Tip #5: Allow for the Opt-Out

Facebook Ads Experiment Tip 5

In Tip #4, you were introduced to exclusionary logic. While Website Custom Audiences are great for remarketing to people who have visited specific pages of your website, they also allow you to exclude people based on their activities, too.

We’ve broken down how you can use this for excluding people who bought a previous product, opted in to an offer or already read a blog post you are promoting. But we can take this a step further!

The Opt-Out

One of the ads I showed for my experiment looks something like this:

Facebook Ads Experiment No More

On the surface, this seems a bit insane. I spent money to show people an ad that asks them to remove themselves from targeting of future ads. But I did this for a number of reasons.

First, it allowed me to better focus my ad spend on people who wanted to see my ads. Granted, it didn’t do anything about those who just ignored me, but this made the other ads I ran more efficient.

Second, it allowed my audience to see the things they want to see — and not see the things they didn’t. While they certainly could have blocked me, this allowed a more civil removal. And made it less likely they’d be annoyed by future advertising — and more likely they’d act on it.

Finally, it’s very likely that by taking this approach, I improved trust among my audience. By allowing for the opt-out, they knew that I respected their news feed. This may have helped the general perception of my ads in the future.

Note that while I didn’t run the opt-out campaign throughout the entire duration of the experiment, I did include the link to opt-out within each tip.

How the Opt-Out Worked

Someone could have opted out of my ads by visiting a specific page of my website. So I could then exclude anyone who visited that page in my ad targeting.

Of course, I understand that people are curious, so I knew that a single click opt-out was probably a bad idea. So I made it a two-step process.

When someone clicked on the opt-out ad, they were directed to a page that looked like this…

Facebook Ads Experiment No More

Here is what the final page said…

Okay, now you’ve done it! You will no longer see ads related to this experiment from me.

Trust me, you aren’t hurting my feelings. I don’t want to spend money on ads you don’t want to see.

Thanks for participating!

Jon

If you saw that page, you would no longer see the ads associated with my experiment.

Excluding the Opt-Out

To make this work, I created a Website Custom Audience for that final opt-out page with a 180 day duration.

Facebook Ads Experiment No More WCA

Then for all of the ads I created within my experiment, I made sure to exclude that WCA.

Facebook Ad Experiment Tip 3 Targeting

That way, my ads didn’t reach anyone who had viewed that opt-out page within the previous 180 days.

[NOTE: They still could have seen that content organically, which we’ll get to in a later tip!]

The Impact of the Opt-Out

There weren’t a ton of opt-outs. While there were more than 250 clicks on the initial ad, only about 100 followed through with the opt-out.

Of an initial pool of 1,880 people who had opted in for the experiment through Tip #4, 40 opted out (the other 30 opted out from the invitation, too). In other words, that’s about 2% of the initial audience that I would no longer target.

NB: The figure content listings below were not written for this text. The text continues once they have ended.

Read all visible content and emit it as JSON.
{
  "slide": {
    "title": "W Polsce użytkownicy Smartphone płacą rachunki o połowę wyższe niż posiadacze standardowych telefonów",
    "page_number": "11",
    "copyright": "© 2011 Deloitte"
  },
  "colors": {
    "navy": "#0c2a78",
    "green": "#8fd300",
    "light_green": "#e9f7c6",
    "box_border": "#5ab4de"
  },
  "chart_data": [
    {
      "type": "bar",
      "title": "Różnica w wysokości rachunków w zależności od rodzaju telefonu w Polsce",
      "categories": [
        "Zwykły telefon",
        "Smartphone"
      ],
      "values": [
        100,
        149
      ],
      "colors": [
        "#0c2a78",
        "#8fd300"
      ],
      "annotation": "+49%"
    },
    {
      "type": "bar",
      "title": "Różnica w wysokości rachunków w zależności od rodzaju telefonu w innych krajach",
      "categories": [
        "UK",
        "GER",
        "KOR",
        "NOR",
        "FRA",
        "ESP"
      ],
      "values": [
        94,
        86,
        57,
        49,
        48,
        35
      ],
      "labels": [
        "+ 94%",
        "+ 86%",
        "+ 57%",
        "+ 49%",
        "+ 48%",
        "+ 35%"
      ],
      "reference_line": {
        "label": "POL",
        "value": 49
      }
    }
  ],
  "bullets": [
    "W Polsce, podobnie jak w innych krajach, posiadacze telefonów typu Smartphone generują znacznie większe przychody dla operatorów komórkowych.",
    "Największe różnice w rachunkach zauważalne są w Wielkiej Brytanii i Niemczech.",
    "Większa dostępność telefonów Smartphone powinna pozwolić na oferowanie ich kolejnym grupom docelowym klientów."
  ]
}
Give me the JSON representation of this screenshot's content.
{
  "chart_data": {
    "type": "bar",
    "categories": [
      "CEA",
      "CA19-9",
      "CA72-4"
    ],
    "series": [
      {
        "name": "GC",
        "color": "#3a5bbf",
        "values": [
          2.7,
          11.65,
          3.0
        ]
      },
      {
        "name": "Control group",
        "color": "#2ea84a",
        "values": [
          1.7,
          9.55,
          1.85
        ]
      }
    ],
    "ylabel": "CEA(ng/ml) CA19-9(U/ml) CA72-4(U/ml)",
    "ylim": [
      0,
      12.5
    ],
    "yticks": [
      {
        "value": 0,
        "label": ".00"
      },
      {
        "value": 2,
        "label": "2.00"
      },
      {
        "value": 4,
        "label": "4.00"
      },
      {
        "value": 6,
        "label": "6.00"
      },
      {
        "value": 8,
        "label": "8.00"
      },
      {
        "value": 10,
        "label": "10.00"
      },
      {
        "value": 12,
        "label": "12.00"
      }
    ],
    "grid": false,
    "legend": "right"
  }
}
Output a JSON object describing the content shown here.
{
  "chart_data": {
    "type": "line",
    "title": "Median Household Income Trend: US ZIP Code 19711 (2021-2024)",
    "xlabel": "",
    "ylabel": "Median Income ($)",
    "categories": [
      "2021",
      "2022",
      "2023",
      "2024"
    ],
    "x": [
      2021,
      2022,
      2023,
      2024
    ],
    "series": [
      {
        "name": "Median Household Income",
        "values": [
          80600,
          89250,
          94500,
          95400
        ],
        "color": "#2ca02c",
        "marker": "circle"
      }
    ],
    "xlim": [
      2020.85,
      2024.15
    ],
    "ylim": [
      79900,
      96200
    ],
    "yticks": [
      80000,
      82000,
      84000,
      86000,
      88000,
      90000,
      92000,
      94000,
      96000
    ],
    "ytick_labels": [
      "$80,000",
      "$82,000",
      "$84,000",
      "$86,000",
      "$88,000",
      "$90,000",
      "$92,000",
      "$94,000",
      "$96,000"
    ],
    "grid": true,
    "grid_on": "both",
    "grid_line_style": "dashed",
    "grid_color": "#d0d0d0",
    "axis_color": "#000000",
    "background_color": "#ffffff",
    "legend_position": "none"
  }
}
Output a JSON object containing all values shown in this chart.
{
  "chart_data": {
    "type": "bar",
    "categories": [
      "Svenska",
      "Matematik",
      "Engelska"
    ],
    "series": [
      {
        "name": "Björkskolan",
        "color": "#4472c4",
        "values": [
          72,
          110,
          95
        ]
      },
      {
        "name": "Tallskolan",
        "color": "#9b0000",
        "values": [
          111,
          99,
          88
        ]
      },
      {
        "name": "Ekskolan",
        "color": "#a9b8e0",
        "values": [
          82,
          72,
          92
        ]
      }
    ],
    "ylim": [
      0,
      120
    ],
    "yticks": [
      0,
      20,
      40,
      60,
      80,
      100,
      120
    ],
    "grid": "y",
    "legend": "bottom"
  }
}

That may not seem like a huge deal — and really, it’s not — but that’s still 2% that I no longer had to spend my money on.

Granted, I was still spending money to get other people to opt out (for a while, at least), so it was probably a wash at best. But that doesn’t consider the long-tail impact of making sure I continue to target the right people in my experiment — and in the future.

By trimming this list, it became a far more efficient group to target — and one that I can use later.

The Weaknesses of the Opt-Out

There are certainly weaknesses in this, particularly when the ads receive a ton of engagement like those in my experiment.

Even if a person opted out, they may continue to see my ads organically when I or someone else interacted with them — particularly if they chose to interact with them previously.

Here’s an example…

Facebook Ads Experiment Organic

As you can see, there is no indication of this being “sponsored.” In fact, I received several reports of this from people — to the point where I believe it’s a new emphasis from Facebook to show more content in the news feed when users and pages comment on it. Even ads!

So even if you opted out, you still may have seen some of this content. I just wasn’t spending money to reach you with it anymore!